Because I have been and will be among groups of Presbyterians, who are orthodox in their faith, are now in the midst of momentous change, talking about, writing about and attempting to find their place in the will of God in the midst of denominational disobedience, I am looking at some texts in Philippians. As I work through my thoughts using Philippians chapter three and some of four, I will post the thoughts on my blog.
Knowing who we are is an important beginning. The apostle Paul, in verses 1-6 of chapter three lays out the identity of those who are followers of Jesus, they are those who “worship in the Spirit of God and glory in Christ Jesus and put no confidence in the flesh…” Looking at what seems to be three marks of identity they are basically one and have to do with the believer’s relationship to her Lord.
As to the words “worship God in the Spirit, John Calvin in his commentary refers the reader to John 4:23, the words of Jesus to the Samaritan woman at the well. “But an hour is coming, and now is, when true worshipers will worship the Father in spirit and truth; for such people the Father seeks to be his worshipers.” Those who belong to Jesus are united to him by the Holy Spirit, and it is in Christ that true worship is found.
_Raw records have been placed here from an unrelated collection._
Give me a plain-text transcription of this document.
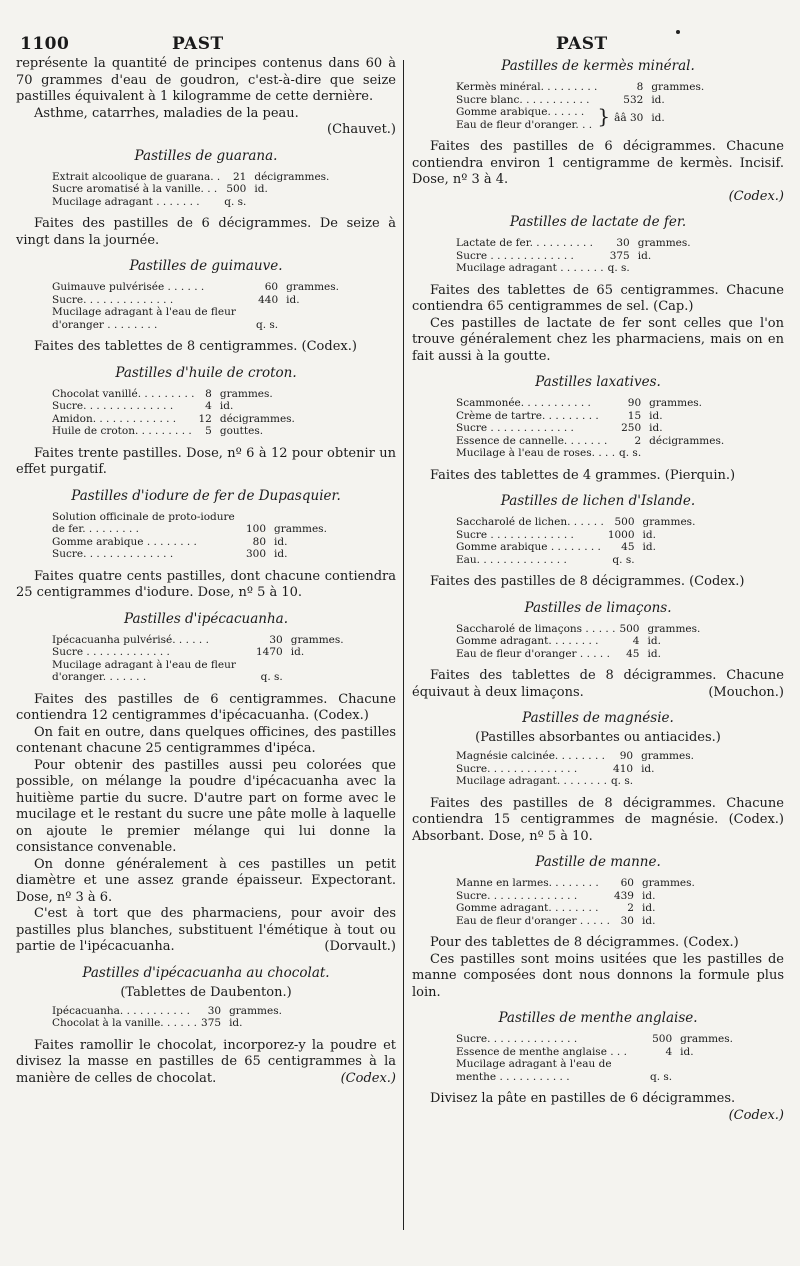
1100	PAST	PAST

représente la quantité de principes contenus dans 60 à 70 grammes d'eau de goudron, c'est-à-dire que seize pastilles équivalent à 1 kilogramme de cette dernière.

Asthme, catarrhes, maladies de la peau.

(Chauvet.)

Pastilles de guarana.
Extrait alcoolique de guarana. .	21	décigrammes.
Sucre aromatisé à la vanille. . .	500	id.
Mucilage adragant . . . . . . .	q. s.	

Faites des pastilles de 6 décigrammes. De seize à vingt dans la journée.

Pastilles de guimauve.
Guimauve pulvérisée . . . . . .	60	grammes.
Sucre. . . . . . . . . . . . . .	440	id.
Mucilage adragant à l'eau de fleur d'oranger . . . . . . . .	q. s.	

Faites des tablettes de 8 centigrammes. (Codex.)

Pastilles d'huile de croton.
Chocolat vanillé. . . . . . . . .	8	grammes.
Sucre. . . . . . . . . . . . . .	4	id.
Amidon. . . . . . . . . . . . .	12	décigrammes.
Huile de croton. . . . . . . . .	5	gouttes.

Faites trente pastilles. Dose, nº 6 à 12 pour obtenir un effet purgatif.

Pastilles d'iodure de fer de Dupasquier.
Solution officinale de proto-iodure de fer. . . . . . . . .	100	grammes.
Gomme arabique . . . . . . . .	80	id.
Sucre. . . . . . . . . . . . . .	300	id.

Faites quatre cents pastilles, dont chacune contiendra 25 centigrammes d'iodure. Dose, nº 5 à 10.

Pastilles d'ipécacuanha.
Ipécacuanha pulvérisé. . . . . .	30	grammes.
Sucre . . . . . . . . . . . . .	1470	id.
Mucilage adragant à l'eau de fleur d'oranger. . . . . . .	q. s.	

Faites des pastilles de 6 centigrammes. Chacune contiendra 12 centigrammes d'ipécacuanha. (Codex.)

On fait en outre, dans quelques officines, des pastilles contenant chacune 25 centigrammes d'ipéca.

Pour obtenir des pastilles aussi peu colorées que possible, on mélange la poudre d'ipécacuanha avec la huitième partie du sucre. D'autre part on forme avec le mucilage et le restant du sucre une pâte molle à laquelle on ajoute le premier mélange qui lui donne la consistance convenable.

On donne généralement à ces pastilles un petit diamètre et une assez grande épaisseur. Expectorant. Dose, nº 3 à 6.

C'est à tort que des pharmaciens, pour avoir des pastilles plus blanches, substituent l'émétique à tout ou partie de l'ipécacuanha.	(Dorvault.)

Pastilles d'ipécacuanha au chocolat.
(Tablettes de Daubenton.)
Ipécacuanha. . . . . . . . . . .	30	grammes.
Chocolat à la vanille. . . . . .	375	id.

Faites ramollir le chocolat, incorporez-y la poudre et divisez la masse en pastilles de 65 centigrammes à la manière de celles de chocolat.	(Codex.)

Pastilles de kermès minéral.
Kermès minéral. . . . . . . . .	8		grammes.
Sucre blanc. . . . . . . . . . .	532		id.
Gomme arabique. . . . . .	}	ââ 30	id.
Eau de fleur d'oranger. . .			

Faites des pastilles de 6 décigrammes. Chacune contiendra environ 1 centigramme de kermès. Incisif. Dose, nº 3 à 4.

(Codex.)

Pastilles de lactate de fer.
Lactate de fer. . . . . . . . . .	30	grammes.
Sucre . . . . . . . . . . . . .	375	id.
Mucilage adragant . . . . . . .	q. s.	

Faites des tablettes de 65 centigrammes. Chacune contiendra 65 centigrammes de sel. (Cap.)

Ces pastilles de lactate de fer sont celles que l'on trouve généralement chez les pharmaciens, mais on en fait aussi à la goutte.

Pastilles laxatives.
Scammonée. . . . . . . . . . .	90	grammes.
Crème de tartre. . . . . . . . .	15	id.
Sucre . . . . . . . . . . . . .	250	id.
Essence de cannelle. . . . . . .	2	décigrammes.
Mucilage à l'eau de roses. . . .	q. s.	

Faites des tablettes de 4 grammes. (Pierquin.)

Pastilles de lichen d'Islande.
Saccharolé de lichen. . . . . .	500	grammes.
Sucre . . . . . . . . . . . . .	1000	id.
Gomme arabique . . . . . . . .	45	id.
Eau. . . . . . . . . . . . . .	q. s.	

Faites des pastilles de 8 décigrammes. (Codex.)

Pastilles de limaçons.
Saccharolé de limaçons . . . . .	500	grammes.
Gomme adragant. . . . . . . .	4	id.
Eau de fleur d'oranger . . . . .	45	id.

Faites des tablettes de 8 décigrammes. Chacune équivaut à deux limaçons.	(Mouchon.)

Pastilles de magnésie.
(Pastilles absorbantes ou antiacides.)
Magnésie calcinée. . . . . . . .	90	grammes.
Sucre. . . . . . . . . . . . . .	410	id.
Mucilage adragant. . . . . . . .	q. s.	

Faites des pastilles de 8 décigrammes. Chacune contiendra 15 centigrammes de magnésie. (Codex.) Absorbant. Dose, nº 5 à 10.

Pastille de manne.
Manne en larmes. . . . . . . .	60	grammes.
Sucre. . . . . . . . . . . . . .	439	id.
Gomme adragant. . . . . . . .	2	id.
Eau de fleur d'oranger . . . . .	30	id.

Pour des tablettes de 8 décigrammes. (Codex.)

Ces pastilles sont moins usitées que les pastilles de manne composées dont nous donnons la formule plus loin.

Pastilles de menthe anglaise.
Sucre. . . . . . . . . . . . . .	500	grammes.
Essence de menthe anglaise . . .	4	id.
Mucilage adragant à l'eau de menthe . . . . . . . . . . .	q. s.	

Divisez la pâte en pastilles de 6 décigrammes.

(Codex.)
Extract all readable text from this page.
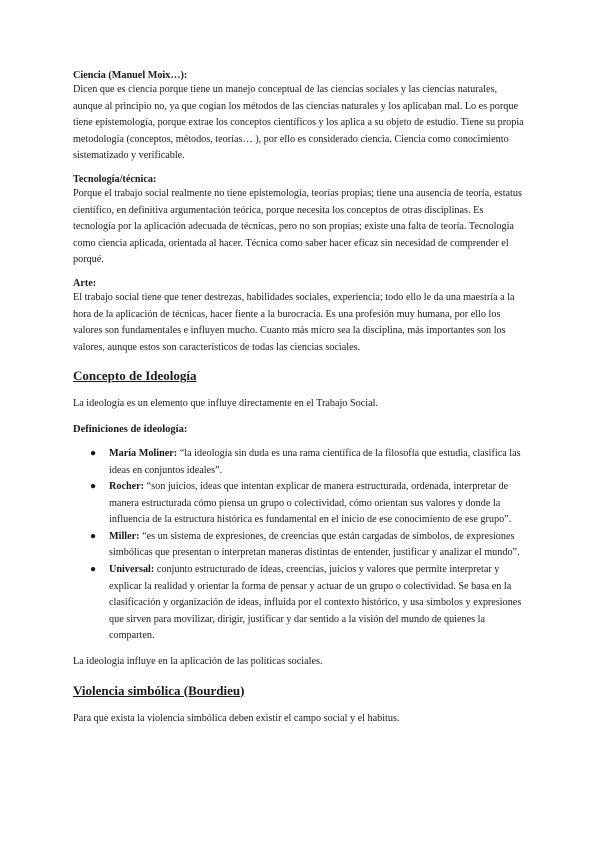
Ciencia (Manuel Moix…):

Dicen que es ciencia porque tiene un manejo conceptual de las ciencias sociales y las ciencias naturales, aunque al principio no, ya que cogían los métodos de las ciencias naturales y los aplicaban mal. Lo es porque tiene epistemología, porque extrae los conceptos científicos y los aplica a su objeto de estudio. Tiene su propia metodología (conceptos, métodos, teorías… ), por ello es considerado ciencia. Ciencia como conocimiento sistematizado y verificable.

Tecnología/técnica:

Porque el trabajo social realmente no tiene epistemología, teorías propias; tiene una ausencia de teoría, estatus científico, en definitiva argumentación teórica, porque necesita los conceptos de otras disciplinas. Es tecnología por la aplicación adecuada de técnicas, pero no son propias; existe una falta de teoría. Tecnología como ciencia aplicada, orientada al hacer. Técnica como saber hacer eficaz sin necesidad de comprender el porqué.

Arte:

El trabajo social tiene que tener destrezas, habilidades sociales, experiencia; todo ello le da una maestría a la hora de la aplicación de técnicas, hacer fiente a la burocracia. Es una profesión muy humana, por ello los valores son fundamentales e influyen mucho. Cuanto más micro sea la disciplina, más importantes son los valores, aunque estos son característicos de todas las ciencias sociales.

Concepto de Ideología

La ideología es un elemento que influye directamente en el Trabajo Social.

Definiciones de ideología:

● María Moliner: “la ideología sin duda es una rama científica de la filosofía que estudia, clasifica las ideas en conjuntos ideales”.
● Rocher: “son juicios, ideas que intentan explicar de manera estructurada, ordenada, interpretar de manera estructurada cómo piensa un grupo o colectividad, cómo orientan sus valores y donde la influencia de la estructura histórica es fundamental en el inicio de ese conocimiento de ese grupo”.
● Miller: “es un sistema de expresiones, de creencias que están cargadas de símbolos, de expresiones simbólicas que presentan o interpretan maneras distintas de entender, justificar y analizar el mundo”.
● Universal: conjunto estructurado de ideas, creencias, juicios y valores que permite interpretar y explicar la realidad y orientar la forma de pensar y actuar de un grupo o colectividad. Se basa en la clasificación y organización de ideas, influida por el contexto histórico, y usa símbolos y expresiones que sirven para movilizar, dirigir, justificar y dar sentido a la visión del mundo de quienes la comparten.

La ideología influye en la aplicación de las políticas sociales.

Violencia simbólica (Bourdieu)

Para que exista la violencia simbólica deben existir el campo social y el habitus.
Through the Spirit, united to Christ, the believer presents to the Father what only Christ can give, acceptable worship.
Paul was writing against the rituals, including circumcision, continued by some Jewish Christians as a means of worship. That placed externals beside Jesus Christ. While the rituals pointed to Christ for Old Testament people, Christ was and is now here. Only in Jesus Christ is access to the Father possible. And so, only Christ may be gloried in-nothing else counts. “Putting no confidence in the flesh,” is the negative side of this affirmation about Christ. The believer’s confidence is only in Jesus Christ. So we glory in Christ; he is our whole joy and purpose.
In the next several verses Paul lays out what he has left behind, his past identity. I have in the past thought of this as Paul’s renunciation of his strict Jewish beliefs, but it is so much more than that. He is renouncing his ethnicity and culture, (of the tribe of Benjamin, a Hebrew of the Hebrews); he is renouncing his past religious views (a Pharisee); he is renouncing his sinful life (a persecutor of the Church); and finally he is renouncing his own righteousness (righteous because he was blameless in the law).
Paul will no longer glory in his past. And neither should we as believers facing an uncertain future. We must glory in Christ. Whatever we were in the PCUSA, we will no longer be that. But, without leaving, neither do we face the future as the minority, or those who are considered behind the times, out of step with the culture or even homophobic. No, we are those who glory in Christ Jesus and nothing else.
And remember, Paul stated that to the Jew he became a Jew and to the Gentile a Gentile that he might win them for Christ. (1 Cor. 9:19-23). We cannot be for any culture, for the sake of Christ, unless we have first laid our own culture aside and taken up only Jesus Christ. We cannot present Christ to any other religion until we have renounced all false religion. We cannot proclaim the saving, transforming death of Jesus Christ to sinners until we have renounced our own sin.
I will look at Philippians 3:7-16 for my next posting.